The development and delivery of safe and effective vaccines would make a huge contribution to containing Ebola in Guinea, Liberia and Sierra Leone, as well as improving responses to future outbreaks and providing a model for vaccine development against other emerging infectious disease, the expert group has concluded.

The panel of 26 international experts, convened by the Wellcome Trust and the Centre for Infectious Disease Research and Policy (CIDRAP) at the University of Minnesota, explains how the substantial scientific, financial, social and logistical challenges to rapid Ebola vaccine development and deployment can be overcome through collaboration between governments, industry and philanthropic bodies.

It highlights the potential need for multiple Ebola vaccines with different characteristics, which might enable different vaccination strategies such as ring-vaccination to prevent an outbreak from spreading, and prophylactic vaccination of high-risk individuals such as healthcare workers.
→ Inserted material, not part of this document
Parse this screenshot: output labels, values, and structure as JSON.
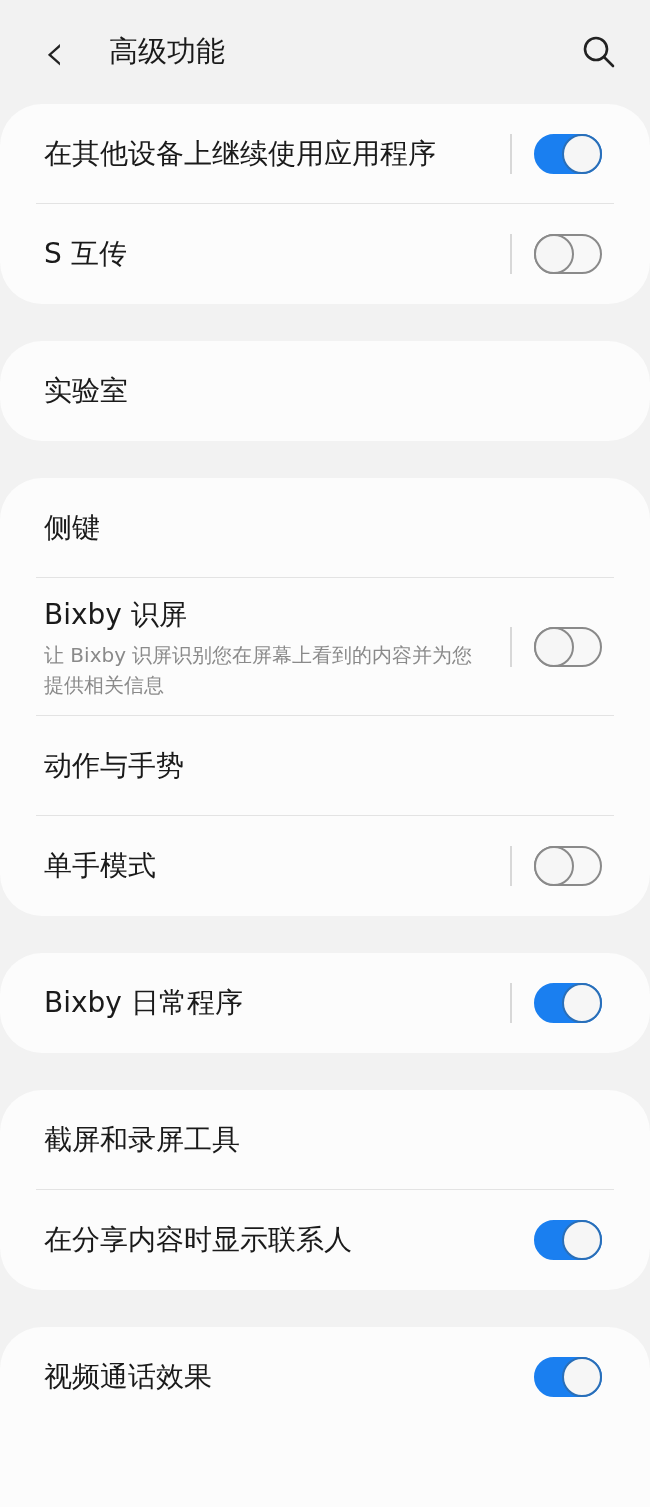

It sets out the qualities that a successful vaccine should have and a set of principles for trial design.

The road map also emphasises the importance of community engagement so that vaccine trials and delivery programmes are positively received, and the need for such engagement campaigns to be adapted to national and local circumstances.

The recommendations are made in the interim report of Team B, which is co-chaired by Dr Jeremy Farrar, Director of the Wellcome Trust, and Professor Michael Osterholm, Director of CIDRAP. A full report will be published in the coming weeks, and the guidance will be a "living document" that evolves over time.

The group is called "Team B" in recognition of the principal role played by the World Health Organisation and national governments in leading the international Ebola response.

Dr Jeremy Farrar, Director of the Wellcome Trust and co-chair of Team B, said: "As Guinea, Liberia and Sierra Leone make encouraging progress in containing Ebola, we must not lose sight of the immense contribution that a safe and effective vaccine would make towards controlling both this and future epidemics. We need urgent global collaboration between governments, industry and philanthropy to ensure candidate vaccines progress through trials to manufacture and delivery as swiftly as possible.

"The draft road map we publish today, agreed by a global group of experts, offers solutions to the great scientific, social, logistical and financial challenges of delivering an Ebola vaccine on this urgent timescale. It is a living document that will evolve as we learn more about Ebola and the candidate vaccines that are available. As well as being of great value in the present crisis, it will enable vaccine strategies to begin without delay in future outbreaks, and provide a model for vaccine development in response to other emerging infectious diseases."